Acousto-optic cryptosystem based on dynamic DNA encoding and hyperchaotic system in gyrator domains

Abstract

Traditional encryption algorithms like DES suffer from the issue of key length (128 bits to 256 bits) and the inconvenience of memorization. Users typically store keys in a file or device, or even directly on a computer hard drive, releasing the key through a relatively easy-to-remember passphrase. Addressing these issues, this paper proposes a novel remote sensing image encryption system based on a hybrid model incorporating a 4D Lorenz chaotic system, Gyrator transform, Acousto-optic Conversion system, and dynamic DNA encoding.
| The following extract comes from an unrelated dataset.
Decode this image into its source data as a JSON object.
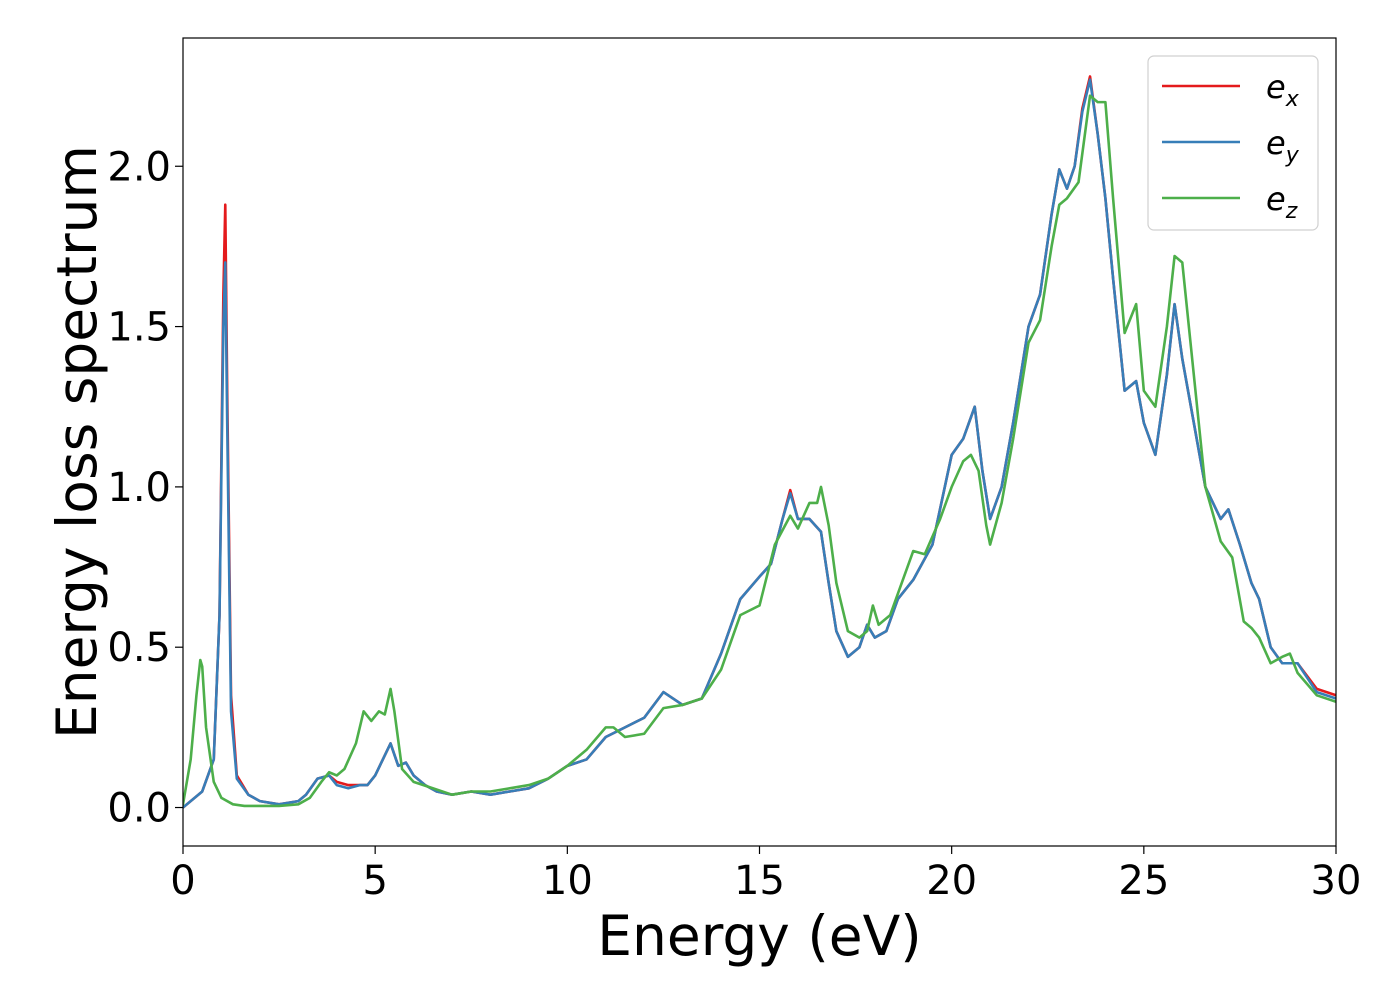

Firstly, the original image is scrambled using a 4D Lorenz mapping function. Subsequently, employing an Acousto-optic modulation algorithm, audio information is fitted into image information and serves as part of the encryption system key, significantly enhancing the correlation between the key and the user. Then, employing a dynamic DNA encoding algorithm, the image is encoded using eight different DNA encryption schemes and three distinct computational rules, achieving an exponential expansion of the key space with minimal computational overhead. Finally, through comparative analysis, the Gyrator transform, demonstrating superior performance, is selected to further encrypt remote sensing image data, expanding the key space. The proposed remote sensing image encryption system exhibits high security performance and robustness against various attacks.